600 Embarcadero (at Brannan), (866) 468-3399 and for tickets; for information on this program. The Latino Film Festival hosts its annual event here and at Yerba Buena Center beginning this weekend.

FRIDAY (Nov. 1): Opening Night screening of Viva Chile (2001), with its star, Luis Dobo, in person. Reception and film $25 6:30 p.m. Orlando Lubbert's Taxi for Three (2001). $9 9:45 p.m.


2451 Shattuck (at Haste), Berkeley, (510) 848-1143, $7. A fall season continues for this innovatively programmed art house.

WEDNESDAY: F.W. Murnau's horror classic Nosferatu (Germany, 1922; 7:30 p.m.) plays with a live accordion score by Rich Kuhn, and Victor Halperin's atmospheric tale White Zombie (1932; 8:55 p.m.), with Bela Lugosi.

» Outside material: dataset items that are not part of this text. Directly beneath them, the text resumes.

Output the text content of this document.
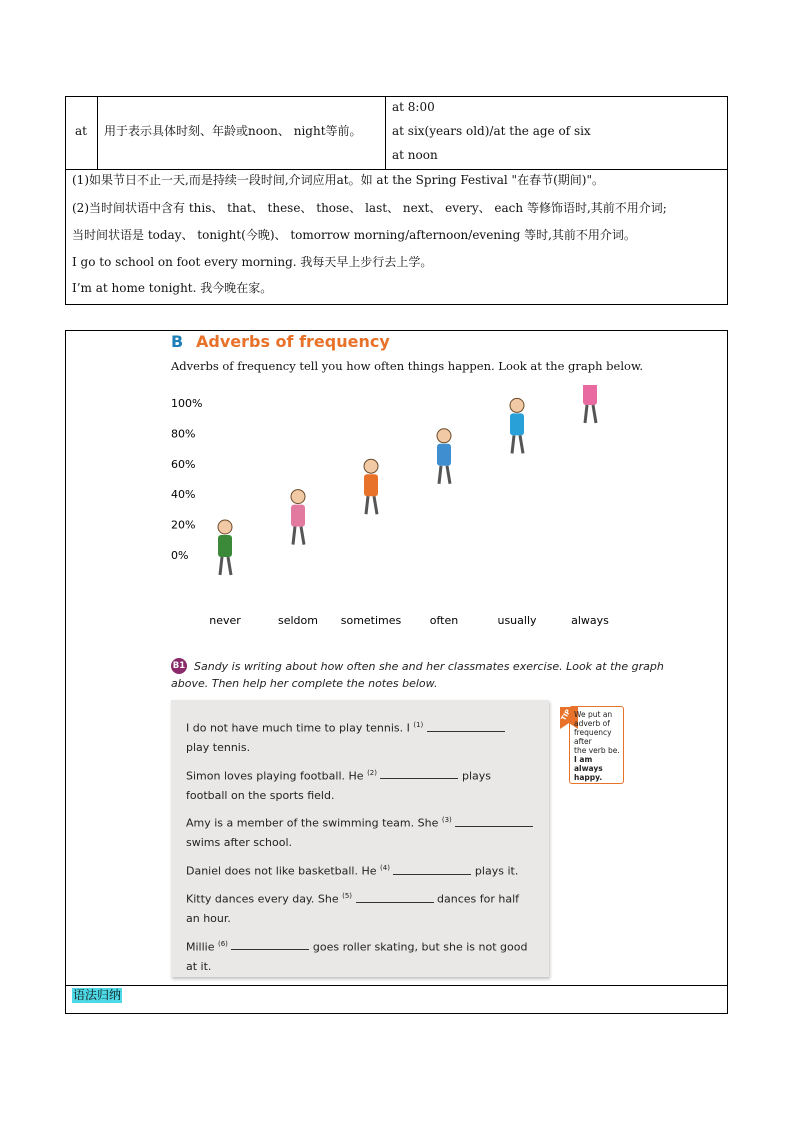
at 用于表示具体时刻、年龄或noon、 night等前。
at 8:00
at six(years old)/at the age of six
at noon
(1)如果节日不止一天,而是持续一段时间,介词应用at。如 at the Spring Festival "在春节(期间)"。
(2)当时间状语中含有 this、 that、 these、 those、 last、 next、 every、 each 等修饰语时,其前不用介词;
当时间状语是 today、 tonight(今晚)、 tomorrow morning/afternoon/evening 等时,其前不用介词。
I go to school on foot every morning. 我每天早上步行去上学。
I’m at home tonight. 我今晚在家。
B Adverbs of frequency
Adverbs of frequency tell you how often things happen. Look at the graph below.
100%
80%
60%
40%
20%
0%
never	seldom sometimes	often	usually	always
B1 Sandy is writing about how often she and her classmates exercise. Look at the graph
above. Then help her complete the notes below.
I do not have much time to play tennis. I $^{(1)}$
play tennis.
Simon loves playing football. He $^{(2)}$	plays
football on the sports field.
Amy is a member of the swimming team. She $^{(3)}$
swims after school.
Daniel does not like basketball. He $^{(4)}$	plays it.
Kitty dances every day. She $^{(5)}$	dances for half
an hour.
Millie $^{(6)}$	goes roller skating, but she is not good
at it.
TIP We put an
adverb of
frequency after
the verb be.
I am always
happy.
语法归纳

THURSDAY & FRIDAY: John Carpenter's overpopular, overrated, moody slasher film Halloween (1978; 7:30 p.m.) paved the way for two decades of teenage gore movies; conversely, his The Thing (1982; 9:20 p.m.), while not popular, may be Carpenter's best film, the fullest expression of a uniquely libertarian nihilism. Separate admission for each film.

SATURDAY: The ninth Berkeley Video and Film Festival. For ticket and schedule information, call (510) 843-3699.

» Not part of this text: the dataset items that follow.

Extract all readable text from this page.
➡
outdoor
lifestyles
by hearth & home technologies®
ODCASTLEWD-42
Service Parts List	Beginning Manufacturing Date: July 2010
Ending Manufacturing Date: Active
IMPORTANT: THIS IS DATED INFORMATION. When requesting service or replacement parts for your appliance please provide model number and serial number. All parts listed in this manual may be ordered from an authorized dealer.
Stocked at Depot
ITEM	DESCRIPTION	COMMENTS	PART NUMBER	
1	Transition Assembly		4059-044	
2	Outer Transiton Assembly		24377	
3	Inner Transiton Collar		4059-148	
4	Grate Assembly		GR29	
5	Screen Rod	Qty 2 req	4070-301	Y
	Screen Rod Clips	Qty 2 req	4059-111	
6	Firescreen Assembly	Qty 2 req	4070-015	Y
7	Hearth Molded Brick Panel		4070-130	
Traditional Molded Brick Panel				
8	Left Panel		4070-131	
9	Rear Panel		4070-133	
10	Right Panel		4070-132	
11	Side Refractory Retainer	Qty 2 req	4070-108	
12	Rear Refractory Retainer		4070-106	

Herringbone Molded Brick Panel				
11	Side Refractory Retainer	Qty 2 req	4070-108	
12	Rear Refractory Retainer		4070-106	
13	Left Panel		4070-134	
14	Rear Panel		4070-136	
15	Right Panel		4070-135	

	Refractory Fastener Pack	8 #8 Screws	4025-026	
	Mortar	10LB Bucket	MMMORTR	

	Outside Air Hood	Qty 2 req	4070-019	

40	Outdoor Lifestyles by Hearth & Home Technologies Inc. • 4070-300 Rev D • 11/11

SUNDAY THROUGH WEDNESDAY (Nov. 3-6): Halloween 7:30 p.m. The Thing (1982) 9:20 p.m.; also Sun 5:20 p.m. Separate admission for each film.


2534 Mission (between 21st and 22nd streets), 648-7600, Free with meal. This restaurant screens foreign films, usually in 35mm, on the back wall of its outdoor patio, with drive-in speakers available for the tables of those who want to watch while they dine. Closed Mondays.

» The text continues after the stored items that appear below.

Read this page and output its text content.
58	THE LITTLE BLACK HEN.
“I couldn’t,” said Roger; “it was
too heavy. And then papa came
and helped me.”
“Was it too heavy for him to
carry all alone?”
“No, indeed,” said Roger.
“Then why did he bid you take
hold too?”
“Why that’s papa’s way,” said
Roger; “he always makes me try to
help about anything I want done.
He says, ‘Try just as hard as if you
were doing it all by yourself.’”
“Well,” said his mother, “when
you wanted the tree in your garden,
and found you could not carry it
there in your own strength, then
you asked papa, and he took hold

DAILY: Alfred Hitchcock's tale of romantic obsession, Vertigo (1958), screens through Nov. 17 6:15, 8:30 p.m.; also Fri & Sat 11 p.m.


510 Larkin (at Turk), 820-3907, This "Rock 'n' Roll DJ Bar" offers an "SF IndieFest MicroCinema." All screenings are followed by DJ music at 10 p.m. Free.

WEDNESDAY (Oct. 30): Weekly screenings of The Rocky Horror Picture Show (Jim Sharman, 1975) start tonight 8 p.m.

THURSDAY (Oct. 31): Keith Border's Sex, Death and Eyeliner explores the goth scene, for which "every day is Halloween" 8 p.m.

FRIDAY (Nov. 1): A "hyper-kinetic satirical black sex comedy" from Japan, Party 7 8 p.m.


101 Fourth St. (at Mission), 369-6098. This venue hosts its first independent film festival this Sunday. Free.

SUNDAY (Nov. 3): "Come See Our Shorts," a collection of five comedies from Bay Area universities, including Dance Machine (Ward Evans and John Benson), about a man obsessed with a dancing video-game contest; Karin Thayer's Daphne's Vegas Boyfriend, about a stand-up's search for love; and The Manns in Gay Paris, by Desiree Holman, about the psychological dynamics of a family of paper dolls. Filmmakers in person 2, 4, 6 p.m.